Speaker
Description
Summary
Single Event Upsets (SEUs) are a major concern for electronic systems located in radiation environments. One such system is the TPC Readout Control Unit (RCU) of the ALICE experiment. The current version of the RCU is designed using an SRAM based Field Programmable Gate Array (FPGA) that collects data from up to 3200 separate readout channels upon reception of a trigger. The RCU formats and ships these data to the Data Acquisition (DAQ) system for storage and analysis. An SEU, which is defined as a radiation related bit-flip in a memory cell, may lead to corrupted data or, even worse, a system malfunction in the RCU. The latter situation will affect the operation of the ALICE detector since it causes a premature end of run. A dedicated reconfiguration solution has therefore previously been implemented to continuously detect and correct any SEUs in the configuration memory of the RCU FPGA. The solution is based on partial reconfiguration, an option offered by Xilinx for a number of FPGAs to reconfigure the configuration memory without interrupting the operation of the FPGA.
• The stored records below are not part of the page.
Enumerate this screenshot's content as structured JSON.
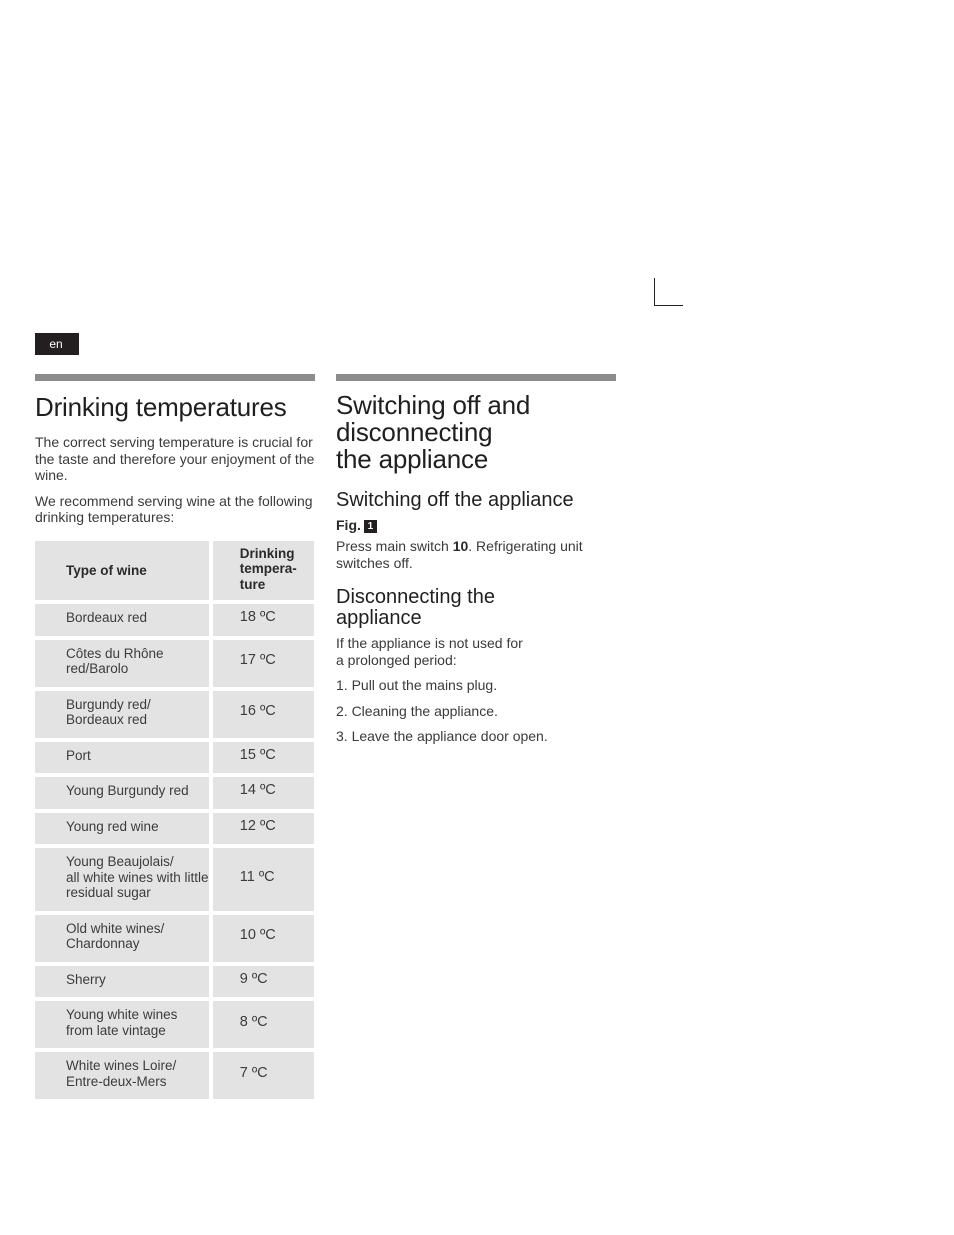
{
  "language_badge": "en",
  "left": {
    "title": "Drinking temperatures",
    "intro_1": "The correct serving temperature is crucial for the taste and therefore your enjoyment of the wine.",
    "intro_2": "We recommend serving wine at the following drinking temperatures:",
    "table": {
      "headers": [
        "Type of wine",
        "Drinking tempera-ture"
      ],
      "header_temp_lines": [
        "Drinking",
        "tempera-",
        "ture"
      ],
      "rows": [
        {
          "wine": [
            "Bordeaux red"
          ],
          "temp": "18 ºC"
        },
        {
          "wine": [
            "Côtes du Rhône",
            "red/Barolo"
          ],
          "temp": "17 ºC"
        },
        {
          "wine": [
            "Burgundy red/",
            "Bordeaux red"
          ],
          "temp": "16 ºC"
        },
        {
          "wine": [
            "Port"
          ],
          "temp": "15 ºC"
        },
        {
          "wine": [
            "Young Burgundy red"
          ],
          "temp": "14 ºC"
        },
        {
          "wine": [
            "Young red wine"
          ],
          "temp": "12 ºC"
        },
        {
          "wine": [
            "Young Beaujolais/",
            "all white wines with little",
            "residual sugar"
          ],
          "temp": "11 ºC"
        },
        {
          "wine": [
            "Old white wines/",
            "Chardonnay"
          ],
          "temp": "10 ºC"
        },
        {
          "wine": [
            "Sherry"
          ],
          "temp": "9 ºC"
        },
        {
          "wine": [
            "Young white wines",
            "from late vintage"
          ],
          "temp": "8 ºC"
        },
        {
          "wine": [
            "White wines Loire/",
            "Entre-deux-Mers"
          ],
          "temp": "7 ºC"
        }
      ]
    }
  },
  "right": {
    "title_lines": [
      "Switching off and",
      "disconnecting",
      "the appliance"
    ],
    "switch_off": {
      "heading": "Switching off the appliance",
      "fig_label": "Fig.",
      "fig_number": "1",
      "text_before": "Press main switch ",
      "switch_number": "10",
      "text_after": ". Refrigerating unit switches off."
    },
    "disconnect": {
      "heading_lines": [
        "Disconnecting the",
        "appliance"
      ],
      "intro_lines": [
        "If the appliance is not used for",
        "a prolonged  period:"
      ],
      "steps": [
        "1. Pull out the mains plug.",
        "2. Cleaning  the  appliance.",
        "3. Leave the appliance door open."
      ]
    }
  }
}
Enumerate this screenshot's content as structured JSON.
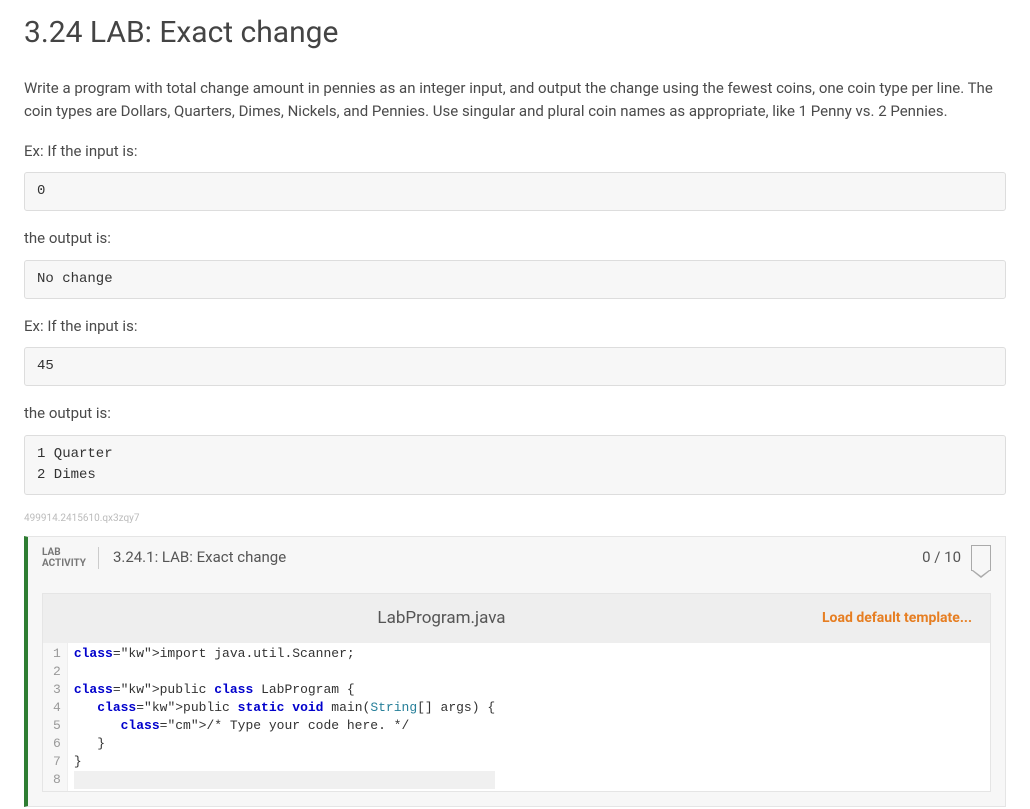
{
  "title": "3.24 LAB: Exact change",
  "description": "Write a program with total change amount in pennies as an integer input, and output the change using the fewest coins, one coin type per line. The coin types are Dollars, Quarters, Dimes, Nickels, and Pennies. Use singular and plural coin names as appropriate, like 1 Penny vs. 2 Pennies.",
  "ex1_label": "Ex: If the input is:",
  "ex1_input": "0",
  "out1_label": "the output is:",
  "ex1_output": "No change",
  "ex2_label": "Ex: If the input is:",
  "ex2_input": "45",
  "out2_label": "the output is:",
  "ex2_output": "1 Quarter\n2 Dimes",
  "ref_id": "499914.2415610.qx3zqy7",
  "lab": {
    "tag_line1": "LAB",
    "tag_line2": "ACTIVITY",
    "activity_title": "3.24.1: LAB: Exact change",
    "score": "0 / 10",
    "filename": "LabProgram.java",
    "load_template": "Load default template...",
    "code_lines": [
      "import java.util.Scanner;",
      "",
      "public class LabProgram {",
      "   public static void main(String[] args) {",
      "      /* Type your code here. */",
      "   }",
      "}",
      ""
    ]
  }
}
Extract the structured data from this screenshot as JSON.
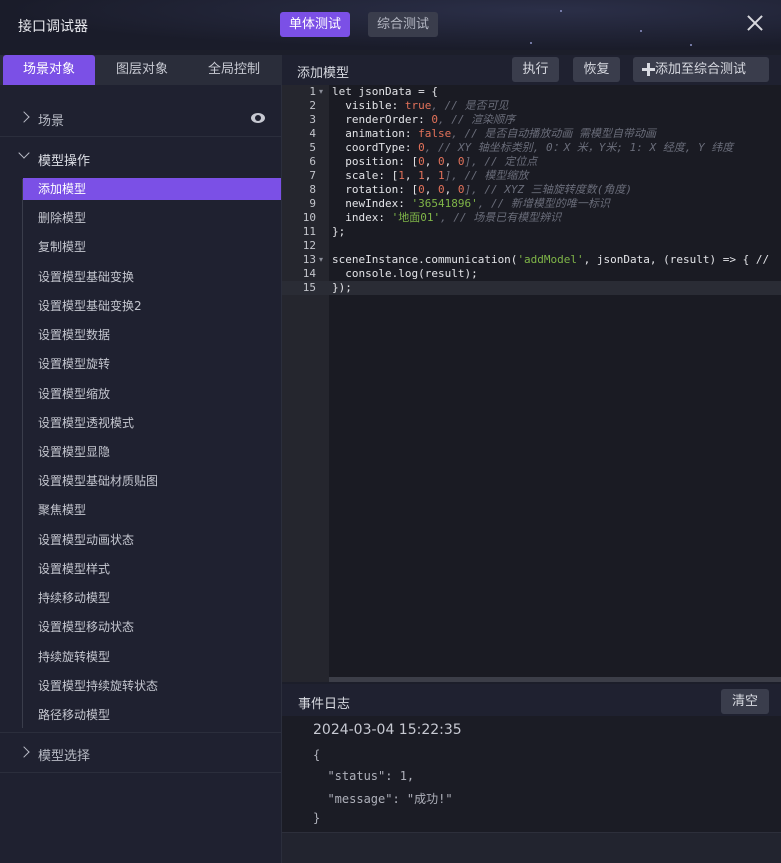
{
  "window": {
    "title": "接口调试器",
    "mode_tabs": [
      "单体测试",
      "综合测试"
    ]
  },
  "left_tabs": [
    "场景对象",
    "图层对象",
    "全局控制"
  ],
  "sidebar": {
    "groups": [
      "场景",
      "模型操作",
      "模型选择"
    ],
    "items": [
      "添加模型",
      "删除模型",
      "复制模型",
      "设置模型基础变换",
      "设置模型基础变换2",
      "设置模型数据",
      "设置模型旋转",
      "设置模型缩放",
      "设置模型透视模式",
      "设置模型显隐",
      "设置模型基础材质贴图",
      "聚焦模型",
      "设置模型动画状态",
      "设置模型样式",
      "持续移动模型",
      "设置模型移动状态",
      "持续旋转模型",
      "设置模型持续旋转状态",
      "路径移动模型"
    ],
    "active_item": "添加模型"
  },
  "editor": {
    "panel_title": "添加模型",
    "buttons": {
      "execute": "执行",
      "restore": "恢复",
      "add_to_combined": "添加至综合测试"
    },
    "line_numbers": [
      "1",
      "2",
      "3",
      "4",
      "5",
      "6",
      "7",
      "8",
      "9",
      "10",
      "11",
      "12",
      "13",
      "14",
      "15"
    ],
    "code": {
      "l1_kw": "let",
      "l1_rest": " jsonData = {",
      "l2_key": "  visible: ",
      "l2_val": "true",
      "l2_comment": ", // 是否可见",
      "l3_key": "  renderOrder: ",
      "l3_val": "0",
      "l3_comment": ", // 渲染顺序",
      "l4_key": "  animation: ",
      "l4_val": "false",
      "l4_comment": ", // 是否自动播放动画 需模型自带动画",
      "l5_key": "  coordType: ",
      "l5_val": "0",
      "l5_comment": ", // XY 轴坐标类别, 0：X 米，Y米; 1: X 经度, Y 纬度",
      "l6_key": "  position: [",
      "l6_vals": [
        "0",
        "0",
        "0"
      ],
      "l6_comment": "], // 定位点",
      "l7_key": "  scale: [",
      "l7_vals": [
        "1",
        "1",
        "1"
      ],
      "l7_comment": "], // 模型缩放",
      "l8_key": "  rotation: [",
      "l8_vals": [
        "0",
        "0",
        "0"
      ],
      "l8_comment": "], // XYZ 三轴旋转度数(角度)",
      "l9_key": "  newIndex: ",
      "l9_val": "'36541896'",
      "l9_comment": ", // 新增模型的唯一标识",
      "l10_key": "  index: ",
      "l10_val": "'地面01'",
      "l10_comment": ", // 场景已有模型辨识",
      "l11": "};",
      "l13_pre": "sceneInstance.communication(",
      "l13_str": "'addModel'",
      "l13_post": ", jsonData, (result) => { // ",
      "l14": "  console.log(result);",
      "l15": "});"
    }
  },
  "event_log": {
    "title": "事件日志",
    "clear_label": "清空",
    "timestamp": "2024-03-04 15:22:35",
    "lines": [
      "{",
      "  \"status\": 1,",
      "  \"message\": \"成功!\"",
      "}"
    ]
  }
}
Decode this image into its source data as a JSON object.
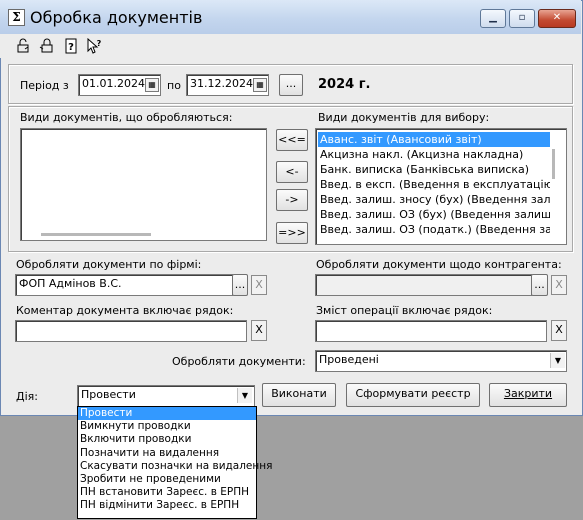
{
  "window": {
    "title": "Обробка документів",
    "caption_buttons": [
      "minimize",
      "maximize",
      "close"
    ]
  },
  "toolbar": {
    "icons": [
      "lock-open-icon",
      "lock-closed-icon",
      "help-icon",
      "pointer-help-icon"
    ]
  },
  "period": {
    "label_from": "Період з",
    "date_from": "01.01.2024",
    "label_to": "по",
    "date_to": "31.12.2024",
    "browse_label": "...",
    "year_text": "2024 г."
  },
  "processed_list": {
    "label": "Види документів, що обробляються:",
    "items": []
  },
  "move_buttons": {
    "add_all": "<<=",
    "add_one": "<-",
    "remove_one": "->",
    "remove_all": "=>>"
  },
  "choice_list": {
    "label": "Види документів для вибору:",
    "items": [
      "Аванс. звіт (Авансовий звіт)",
      "Акцизна накл. (Акцизна накладна)",
      "Банк. виписка (Банківська виписка)",
      "Введ. в експ. (Введення в експлуатацію)",
      "Введ. залиш. зносу (бух) (Введення залишк",
      "Введ. залиш. ОЗ (бух) (Введення залишків О",
      "Введ. залиш. ОЗ (податк.) (Введення залиш"
    ],
    "selected_index": 0
  },
  "firm": {
    "label": "Обробляти документи по фірмі:",
    "value": "ФОП Адмінов В.С.",
    "browse_label": "...",
    "clear_label": "X"
  },
  "counterparty": {
    "label": "Обробляти документи щодо контрагента:",
    "value": "",
    "browse_label": "...",
    "clear_label": "X"
  },
  "comment": {
    "label": "Коментар документа включає рядок:",
    "value": "",
    "clear_label": "X"
  },
  "operation": {
    "label": "Зміст операції включає рядок:",
    "value": "",
    "clear_label": "X"
  },
  "process_docs": {
    "label": "Обробляти документи:",
    "value": "Проведені"
  },
  "action": {
    "label": "Дія:",
    "value": "Провести",
    "options": [
      "Провести",
      "Вимкнути проводки",
      "Включити проводки",
      "Позначити на видалення",
      "Скасувати позначки на видалення",
      "Зробити не проведеними",
      "ПН встановити Зареєс. в ЕРПН",
      "ПН відмінити Зареєс. в ЕРПН"
    ],
    "selected_index": 0
  },
  "buttons": {
    "execute": "Виконати",
    "registry": "Сформувати реєстр",
    "close": "Закрити"
  }
}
Because of the effect SEUs may have on the operation of the TPC detector, it is of vital importance to estimate how often functional failures will occur with varying luminosity. Based on the dedicated reconfiguration solution, this paper presents a way to do this by the means of fault injection, which essentially is to insert bit flips in the configuration memory of the FPGA in a laboratory environment. Fault injection also provides an opportunity to investigate the cause of the errors. This will help in improving the design to make it less susceptible to SEUs. The paper will present the results of the fault injection tests and show how these results can be combined with SEU measurement results to estimate functional failure rates.